離れることが寂しい町は、そのひとにとってのふるさとなのだと思う。
   “熱球”
   重松清著/徳間書店 ★★★★★

   重松的再生物語。
   これで再生かどうかは別として、気持ちよく読了。
   仕事絡みで印象に残ったフレーズいくつか。

   
あなたは周防に帰って優柔不断になったわけじゃないんだな、と気づきました。優しくなったんだと思います。照れるでしょ。でも、優しくなったから、つらくなるってあるような気がします。優しいひとほど途方に暮れてたたずむことが多いんじゃないかな、って。
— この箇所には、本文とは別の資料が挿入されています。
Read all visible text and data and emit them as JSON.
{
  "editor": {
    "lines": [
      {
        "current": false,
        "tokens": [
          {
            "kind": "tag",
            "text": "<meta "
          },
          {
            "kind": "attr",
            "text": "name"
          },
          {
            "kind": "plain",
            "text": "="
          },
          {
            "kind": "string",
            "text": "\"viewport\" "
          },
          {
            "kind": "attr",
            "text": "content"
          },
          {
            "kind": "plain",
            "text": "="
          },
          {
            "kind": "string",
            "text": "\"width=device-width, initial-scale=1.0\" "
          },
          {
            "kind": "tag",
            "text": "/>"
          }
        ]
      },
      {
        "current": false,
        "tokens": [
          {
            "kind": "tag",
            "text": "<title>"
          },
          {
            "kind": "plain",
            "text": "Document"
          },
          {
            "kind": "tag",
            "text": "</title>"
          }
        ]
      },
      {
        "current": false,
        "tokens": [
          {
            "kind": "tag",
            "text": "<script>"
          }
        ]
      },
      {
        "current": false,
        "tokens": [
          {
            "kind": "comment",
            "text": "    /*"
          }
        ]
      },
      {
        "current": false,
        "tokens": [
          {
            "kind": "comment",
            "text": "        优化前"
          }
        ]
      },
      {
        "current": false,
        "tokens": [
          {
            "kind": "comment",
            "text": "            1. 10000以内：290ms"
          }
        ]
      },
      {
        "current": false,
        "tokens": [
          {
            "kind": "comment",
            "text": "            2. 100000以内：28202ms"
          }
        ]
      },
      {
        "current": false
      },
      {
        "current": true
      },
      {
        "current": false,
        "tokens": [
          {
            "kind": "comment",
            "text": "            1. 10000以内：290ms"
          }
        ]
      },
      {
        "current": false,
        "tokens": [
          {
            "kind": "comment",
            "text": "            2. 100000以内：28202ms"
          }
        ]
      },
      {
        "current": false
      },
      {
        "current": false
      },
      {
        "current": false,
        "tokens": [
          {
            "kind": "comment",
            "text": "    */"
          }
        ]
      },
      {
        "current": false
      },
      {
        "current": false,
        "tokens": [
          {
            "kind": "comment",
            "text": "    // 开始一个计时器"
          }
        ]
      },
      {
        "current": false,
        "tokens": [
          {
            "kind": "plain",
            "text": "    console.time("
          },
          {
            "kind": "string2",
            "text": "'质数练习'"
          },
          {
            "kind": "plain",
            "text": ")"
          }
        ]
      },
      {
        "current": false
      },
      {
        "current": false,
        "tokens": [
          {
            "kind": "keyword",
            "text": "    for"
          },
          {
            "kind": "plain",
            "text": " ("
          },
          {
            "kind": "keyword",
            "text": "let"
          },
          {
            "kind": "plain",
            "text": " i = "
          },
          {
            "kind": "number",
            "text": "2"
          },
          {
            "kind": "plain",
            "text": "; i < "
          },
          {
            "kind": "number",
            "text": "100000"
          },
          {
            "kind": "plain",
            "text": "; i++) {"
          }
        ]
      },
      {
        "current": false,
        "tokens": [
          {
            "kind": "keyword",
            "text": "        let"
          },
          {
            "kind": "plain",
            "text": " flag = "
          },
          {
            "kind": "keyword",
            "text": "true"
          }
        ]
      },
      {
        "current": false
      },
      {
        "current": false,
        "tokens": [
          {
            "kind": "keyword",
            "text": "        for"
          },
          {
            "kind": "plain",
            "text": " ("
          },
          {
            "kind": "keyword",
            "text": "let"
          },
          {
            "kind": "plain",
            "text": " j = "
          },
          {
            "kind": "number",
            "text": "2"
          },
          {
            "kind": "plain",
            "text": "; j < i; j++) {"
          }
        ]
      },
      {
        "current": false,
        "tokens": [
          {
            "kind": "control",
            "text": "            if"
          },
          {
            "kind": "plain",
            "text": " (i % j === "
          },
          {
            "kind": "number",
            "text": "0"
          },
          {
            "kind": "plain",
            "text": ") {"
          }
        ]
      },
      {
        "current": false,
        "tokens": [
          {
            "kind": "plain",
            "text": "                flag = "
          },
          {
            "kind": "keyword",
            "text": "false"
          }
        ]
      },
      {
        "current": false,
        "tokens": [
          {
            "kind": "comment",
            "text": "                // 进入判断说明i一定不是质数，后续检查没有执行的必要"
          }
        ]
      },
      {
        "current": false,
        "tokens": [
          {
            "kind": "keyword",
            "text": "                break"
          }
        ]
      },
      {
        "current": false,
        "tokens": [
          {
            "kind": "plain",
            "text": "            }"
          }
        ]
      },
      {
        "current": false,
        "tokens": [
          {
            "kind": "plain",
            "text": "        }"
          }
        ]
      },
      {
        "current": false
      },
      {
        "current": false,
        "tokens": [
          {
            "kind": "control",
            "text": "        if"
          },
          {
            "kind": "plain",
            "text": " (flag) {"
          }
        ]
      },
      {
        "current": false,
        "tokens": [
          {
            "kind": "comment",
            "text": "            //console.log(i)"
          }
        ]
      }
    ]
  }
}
だって、「優しい」という字は、ひとが憂うって書くんだものね。かく言う私も、引っ越しの荷造りをしながら、なんだか優しい気持ちで
日本のことを思っています。日本に帰って、去年の夏までの生活に戻っても、たぶんいろいろなことに対して優しくなれるような気がするのです。不思議です。ボストンに来たばかりの頃は、こっちの生活と比べるたびに日本の嫌なところを思いだしてムカムカしていたのに。
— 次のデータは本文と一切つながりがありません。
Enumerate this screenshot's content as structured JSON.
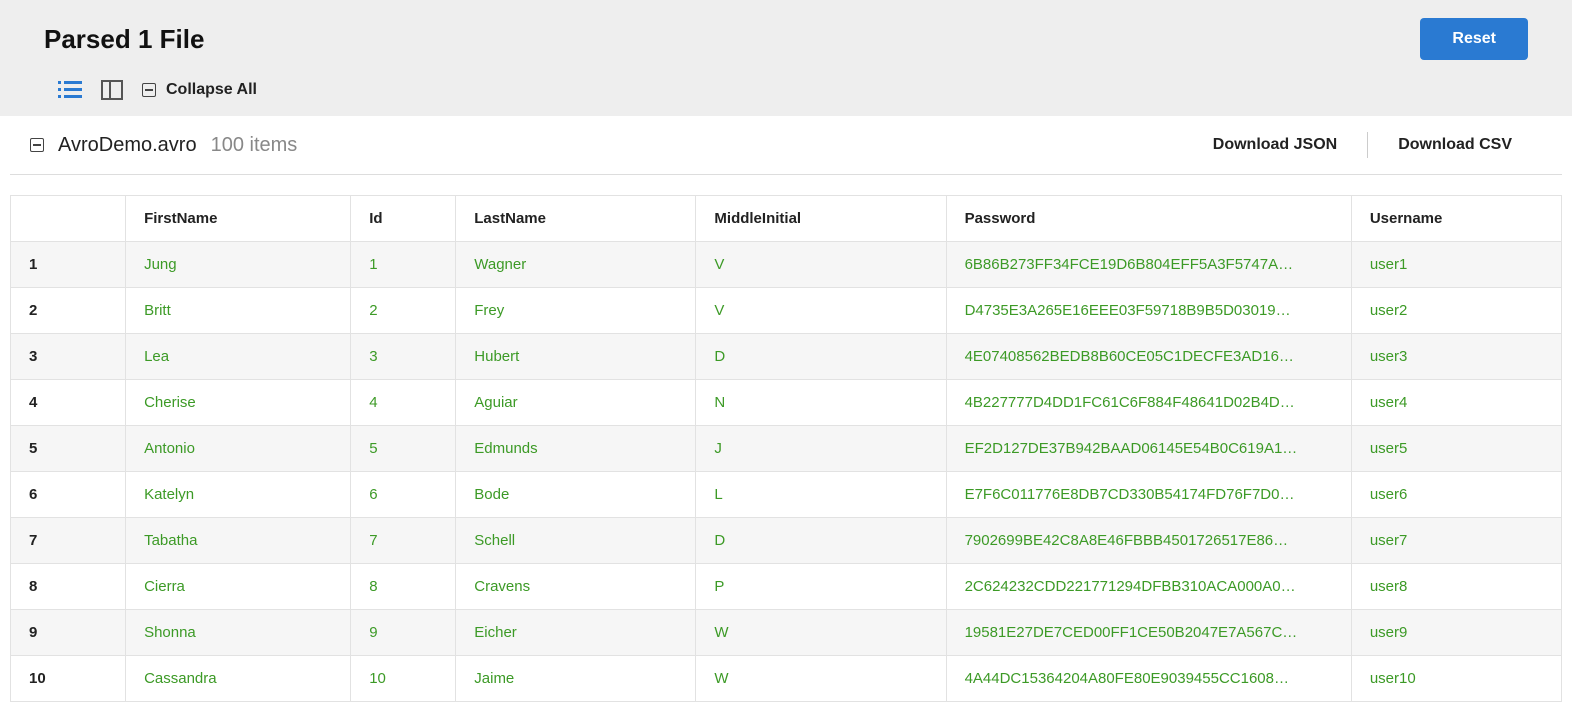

「帰る」せいなのかもしれません。家でもなんでもそうだけど、ひとは「帰ってくる」と優しくなるのでしょうか。

「帰る」ためには、いったん「出て行く」ことが必要です。
あなたは、周防から出て行ったから、帰ることができた。
私も、ボストンへ出て行ったから、日本に帰ることができる。そして、みんなで、東京に帰りましょう。周防にも「帰る」、東京にも「帰る」。

離れることが寂しい町は、そのひとにとってのふるさとなのだと思う。